L'année 1936, fut marquée par une grève qui paralysa les Etablissements Barthelot entre le mois de juin et le mois d'août.Le conflit portait sur l'application des avantages sociaux accordés aux ouvriers lors de la signature des Accords Matignon. Dès le 4 juillet, une cinquantaine d'ouvriers cessa le travail conduit par Bergougnon, membre de la CGT. Très vite, un piquet de grève fut organisé bloquant l'entrée de l'usine. Le sous-préfet de l'époque, M. Vernay, n'eut de cesse d'essayer de trouver un terrain d'entente entre les parties en présence. Le 3 août, alors que la situation pourrissait depuis un mois, une pétition, réclamant l'évacuation des grévistes, circula à l'initiative de quelques commerçants lapalissois. Le soir même, le sous-préfet de Lapalisse, appliquant un arrêté du Préfet de l'Allier ordonna la levée immédiate du piquet de grève. Le 30 août, un accord fut enfin trouvé sous le patronage de M. Vernay : les salaires furent réévalués à hauteur de 10 %, une partie du personnel renvoyé au début de la grève fut réintégré.Le travail ne reprit que fin septembre. Gilbert Barthelot sortit blessé d e cette épreuve et songea même un temps à se retirer définitivement de la vie associative lapalissoise. Tirant les leçons de ce conflit social, il n'hésita pas par la suite à se séparer des ouvriers manifestant des vélléités syndicales. En revanche, incontestablement, Gilbert Barthelot aimait ses employés comme sans doute seul le fondateur d'une société est capable de le faire. Organisant, chaque année, un banquet, un arbre de Noël et, à partir des années 1950, une excursion annuelle pour tous ses ouvriers, Gilbert Barthelot veillait sur son personnel d'un regard paternaliste.
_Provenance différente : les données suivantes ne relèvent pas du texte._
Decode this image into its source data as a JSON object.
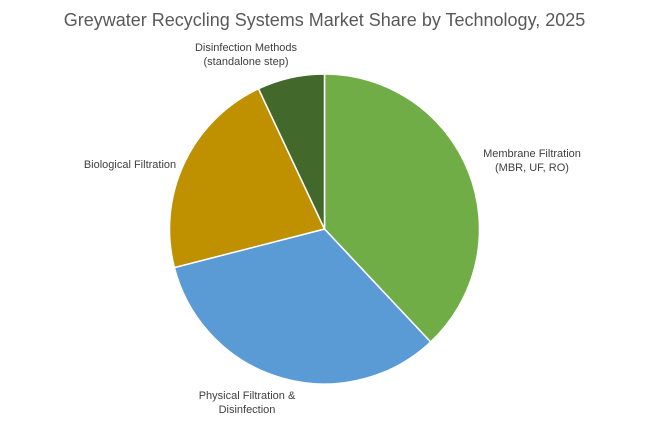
{
  "chart_data": {
    "type": "pie",
    "title": "Greywater Recycling Systems Market Share by Technology, 2025",
    "start_angle_deg": 0,
    "slices": [
      {
        "label": [
          "Membrane Filtration",
          "(MBR, UF, RO)"
        ],
        "value": 38,
        "color": "#70AD47"
      },
      {
        "label": [
          "Physical Filtration &",
          "Disinfection"
        ],
        "value": 33,
        "color": "#5B9BD5"
      },
      {
        "label": [
          "Biological Filtration"
        ],
        "value": 22,
        "color": "#BF9000"
      },
      {
        "label": [
          "Disinfection Methods",
          "(standalone step)"
        ],
        "value": 7,
        "color": "#43682B"
      }
    ]
  }
}
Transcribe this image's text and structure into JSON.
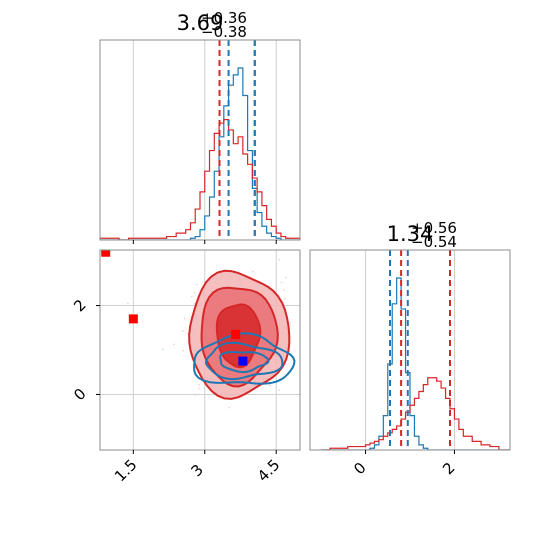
{
  "chart_data": [
    {
      "type": "histogram",
      "panel": "top-left marginal",
      "title": {
        "value": "3.69",
        "plus": "+0.36",
        "minus": "−0.38"
      },
      "xlim": [
        0.8,
        5.0
      ],
      "x_ticks": [
        1.5,
        3.0,
        4.5
      ],
      "bin_edges": [
        0.8,
        1.0,
        1.2,
        1.4,
        1.6,
        1.8,
        2.0,
        2.2,
        2.4,
        2.6,
        2.7,
        2.8,
        2.9,
        3.0,
        3.1,
        3.2,
        3.3,
        3.4,
        3.5,
        3.6,
        3.7,
        3.8,
        3.9,
        4.0,
        4.1,
        4.2,
        4.3,
        4.4,
        4.5,
        4.6,
        4.7,
        4.8,
        5.0
      ],
      "series": [
        {
          "color": "#1f77b4",
          "counts": [
            0,
            0,
            0,
            0,
            0,
            0,
            0,
            0,
            0,
            0,
            0.01,
            0.02,
            0.06,
            0.14,
            0.25,
            0.4,
            0.6,
            0.78,
            0.9,
            0.96,
            1.0,
            0.84,
            0.52,
            0.3,
            0.16,
            0.08,
            0.04,
            0.02,
            0.01,
            0,
            0,
            0
          ]
        },
        {
          "color": "#d62728",
          "counts": [
            0.01,
            0.01,
            0,
            0.01,
            0.01,
            0.01,
            0.01,
            0.02,
            0.04,
            0.06,
            0.1,
            0.18,
            0.28,
            0.4,
            0.52,
            0.62,
            0.68,
            0.7,
            0.64,
            0.56,
            0.6,
            0.5,
            0.44,
            0.36,
            0.28,
            0.2,
            0.12,
            0.08,
            0.04,
            0.02,
            0.01,
            0.01
          ]
        }
      ],
      "quantile_lines": [
        {
          "x": 3.31,
          "color": "#d62728"
        },
        {
          "x": 4.05,
          "color": "#d62728"
        },
        {
          "x": 3.5,
          "color": "#1f77b4"
        },
        {
          "x": 4.05,
          "color": "#1f77b4"
        }
      ]
    },
    {
      "type": "contour",
      "panel": "bottom-left 2D",
      "xlim": [
        0.8,
        5.0
      ],
      "ylim": [
        -1.25,
        3.25
      ],
      "x_ticks": [
        1.5,
        3.0,
        4.5
      ],
      "y_ticks": [
        0,
        2
      ],
      "grid": true,
      "series": [
        {
          "color": "#d62728",
          "center": [
            3.7,
            1.35
          ],
          "levels": [
            [
              0.45,
              0.7
            ],
            [
              0.8,
              1.1
            ],
            [
              1.05,
              1.4
            ]
          ]
        },
        {
          "color": "#1f77b4",
          "center": [
            3.8,
            0.75
          ],
          "levels": [
            [
              0.5,
              0.22
            ],
            [
              0.8,
              0.38
            ],
            [
              1.05,
              0.55
            ]
          ]
        }
      ],
      "markers": [
        {
          "x": 0.92,
          "y": 3.2,
          "color": "#ff0000"
        },
        {
          "x": 1.5,
          "y": 1.7,
          "color": "#ff0000"
        },
        {
          "x": 3.65,
          "y": 1.35,
          "color": "#ff0000"
        },
        {
          "x": 3.8,
          "y": 0.75,
          "color": "#0000ff"
        }
      ]
    },
    {
      "type": "histogram",
      "panel": "bottom-right marginal",
      "title": {
        "value": "1.34",
        "plus": "+0.56",
        "minus": "−0.54"
      },
      "xlim": [
        -1.25,
        3.25
      ],
      "x_ticks": [
        0,
        2
      ],
      "bin_edges": [
        -1.0,
        -0.8,
        -0.6,
        -0.4,
        -0.2,
        0.0,
        0.1,
        0.2,
        0.3,
        0.4,
        0.5,
        0.6,
        0.7,
        0.8,
        0.9,
        1.0,
        1.1,
        1.2,
        1.3,
        1.4,
        1.5,
        1.6,
        1.7,
        1.8,
        1.9,
        2.0,
        2.1,
        2.2,
        2.4,
        2.6,
        2.8,
        3.0,
        3.25
      ],
      "series": [
        {
          "color": "#1f77b4",
          "counts": [
            0,
            0,
            0,
            0,
            0,
            0,
            0.01,
            0.03,
            0.08,
            0.2,
            0.5,
            0.85,
            1.0,
            0.82,
            0.45,
            0.2,
            0.08,
            0.03,
            0.01,
            0,
            0,
            0,
            0,
            0,
            0,
            0,
            0,
            0,
            0,
            0,
            0,
            0
          ]
        },
        {
          "color": "#d62728",
          "counts": [
            0,
            0.01,
            0.01,
            0.02,
            0.02,
            0.03,
            0.04,
            0.05,
            0.06,
            0.08,
            0.1,
            0.12,
            0.14,
            0.18,
            0.22,
            0.26,
            0.3,
            0.34,
            0.38,
            0.42,
            0.42,
            0.4,
            0.36,
            0.3,
            0.24,
            0.18,
            0.12,
            0.08,
            0.05,
            0.03,
            0.02,
            0
          ]
        }
      ],
      "quantile_lines": [
        {
          "x": 0.8,
          "color": "#d62728"
        },
        {
          "x": 1.9,
          "color": "#d62728"
        },
        {
          "x": 0.55,
          "color": "#1f77b4"
        },
        {
          "x": 0.95,
          "color": "#1f77b4"
        }
      ]
    }
  ]
}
Demeuré conseiller municipal pendant l'Occupation, Gilbert Barthelot fut écarté des affaires communales par le Comité de Libération en 1944. De retour en 1947, il conduisit une Liste Républicaine d'Action Communale qui obtint 6 sièges au second tour des élections municipales. En 1953, alors que le maire sortant, Charles Bécaud, ne se représentait pas Gilbert Barthelot mena à la victoire une Liste Républicaine. Sous son unique mandat de maire (1953-1959), Gilbert Barthelot encouragea le redressement de l'agriculture cantonale (reconstruction du marché couvert incendié en 1943 construction de cases pour les marchands ambulants, création de nouveaux concours primés), chercha à développer l'attractivité touristique de sa ville (création d'un camping municipal en 1956,soutien apporté à la famille de Chabannes lors de la création du spectacle Son et Lumière en 1955 et poursuivit la modernisation des infrastructures communales (voirie, réseau d'adduction d'eau, éclairage public...). Gilbert Barthelot se retira de la vie politique locale en 1959 et assura la direction de son entreprise jusqu'en 1965. Sans enfant (le couple Barthelot avait perdu leur seul enfant, Louis, mort à l'âge de 16 ans en 1926), il transmit les rênes de sa société au mari de sa nièce, M. Jean Rimoux. Opéré à la suite d'une mauvaise chute au printemps 1968, sa santé ne cessa alors de s'altérer. Gilbert Barthelot s'en alla le 31 août 1968.
Une impasse de Lapalisse porte son nom le long de son ancienne
usine transformée en 1997 en un Musée d'Art brut.
S. HUG
(HUGSTEPHANE@aol.com)
lundi 25 février 2008
Auguste Coche, ou l'ardeur du combat républicain

COCHE Auguste
(Jouet-sur-l'Aubois - Cher - 1869 - Lapalisse 1941)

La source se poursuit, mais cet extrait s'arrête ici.